Ingenuity encountered an "in-flight anomaly" that caused it to fly erratically during its sixth trip on Mars. Although the helicopter landed safely, the incident provided an unanticipated stress test for the system.
On May 22, the sixth test of Ingenuity was supposed to push the helicopter to its limits. Still, mission planners got a lot more than they expected. Ingenuity was supposed to climb 33 feet (10 meters) and then fly for 492 feet (150 meters) southwest. It made two more excursions, one for approximately 50 feet (15 meters) and one for 164 feet (50 meters), before landing at a specific area.
The test flight started out smoothly, but things started to get a little wacky at the end of Ingenuity's first stretch. Håvard Grip, the Ingenuity Mars Helicopter's chief pilot, said the spacecraft became jittery, altering its velocity and "tilting back and forth in an oscillating pattern." Throughout the flight, this strange behavior persisted.
Grip said "onboard sensors indicated the rotorcraft encountered roll and pitch excursions of more than 20 degrees, large control inputs, and spikes in power consumption" before landing.
To comprehend what went wrong during this flight, experts must evaluate how this self-driving car manages to maintain things in order. The Independent said Ingenuity uses an onboard inertial measuring unit (IMU) to track its location, speed, and orientation during flight. An onboard control system, in turn, reacts to these measurements, which are mere approximations.
Indeed, the IMU would be insufficient for the task independently, as errors would accumulate over time. The helicopter employs its onboard navigation camera to support this system, which takes 30 photos of the Martian surface while in flight and sends them to the navigation system right away.
An in-flight anomaly threw this delicate balance off at the 54-second mark of Ingenuity's sixth trip. Slash Gear said a single lost frame disrupted the constant flow of camera data. The said glitch caused all subsequent navigation images to be transmitted with an incorrect timestamp. As a result, the navigation algorithm was working with erroneous data about when the photos were collected.
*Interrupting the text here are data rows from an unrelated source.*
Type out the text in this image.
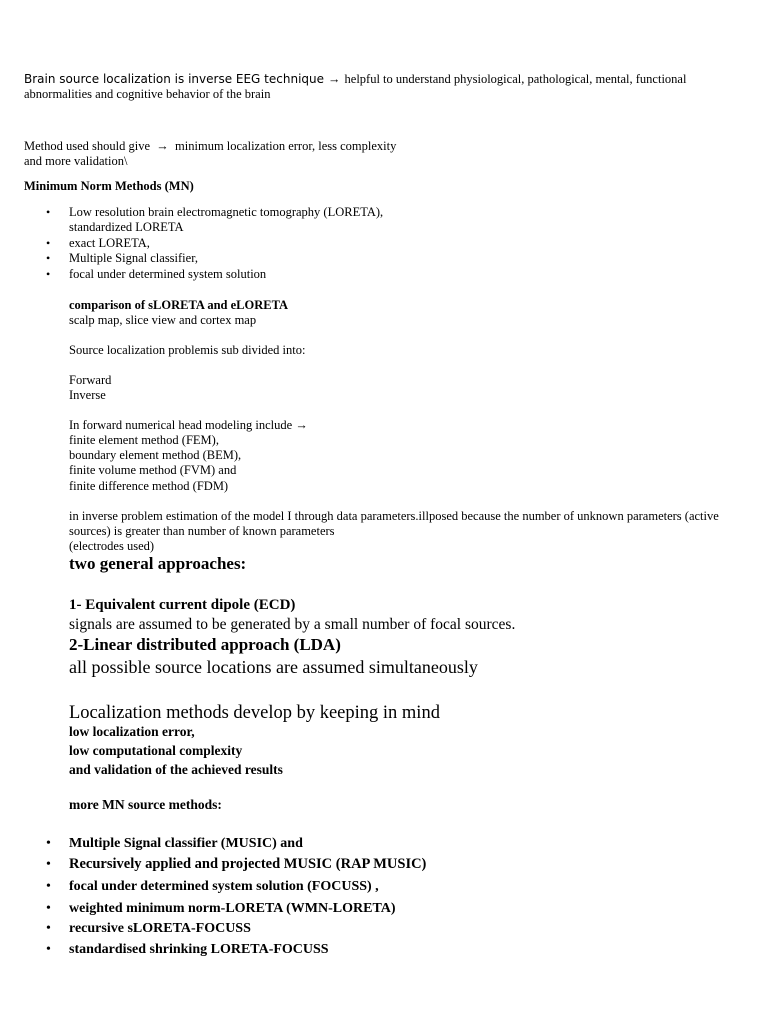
Brain source localization is inverse EEG technique → helpful to understand physiological, pathological, mental, functional
abnormalities and cognitive behavior of the brain
Method used should give → minimum localization error, less complexity
and more validation\
Minimum Norm Methods (MN)
• Low resolution brain electromagnetic tomography (LORETA),
standardized LORETA
• exact LORETA,
• Multiple Signal classifier,
• focal under determined system solution
comparison of sLORETA and eLORETA
scalp map, slice view and cortex map
Source localization problemis sub divided into:
Forward
Inverse
In forward numerical head modeling include →
finite element method (FEM),
boundary element method (BEM),
finite volume method (FVM) and
finite difference method (FDM)
in inverse problem estimation of the model I through data parameters.illposed because the number of unknown parameters (active
sources) is greater than number of known parameters
(electrodes used)
two general approaches:
1- Equivalent current dipole (ECD)
signals are assumed to be generated by a small number of focal sources.
2-Linear distributed approach (LDA)
all possible source locations are assumed simultaneously
Localization methods develop by keeping in mind
low localization error,
low computational complexity
and validation of the achieved results
more MN source methods:
• Multiple Signal classifier (MUSIC) and
• Recursively applied and projected MUSIC (RAP MUSIC)
• focal under determined system solution (FOCUSS) ,
• weighted minimum norm-LORETA (WMN-LORETA)
• recursive sLORETA-FOCUSS
• standardised shrinking LORETA-FOCUSS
Working with corrupted data forced Ingenuity into a state where it had to make constant adjustments, resulting in the back-and-forth motions. Despite this, Ingenuity could continue its flight and arrive within a few feet of its intended landing spot.
"NASA developed Ingenuity to tolerate severe faults, including timing faults, without becoming unstable," wrote Grip. This "built-in margin was not fully utilized in Ingenuity's prior flights because the vehicle's performance was consistent with our expectations," but it "came to the rescue" during the sixth trip. Grip further claimed that the helicopter "muscled through the crisis" by responding to the increased demands of the crazy flight with its rotor system, actuators, and power system.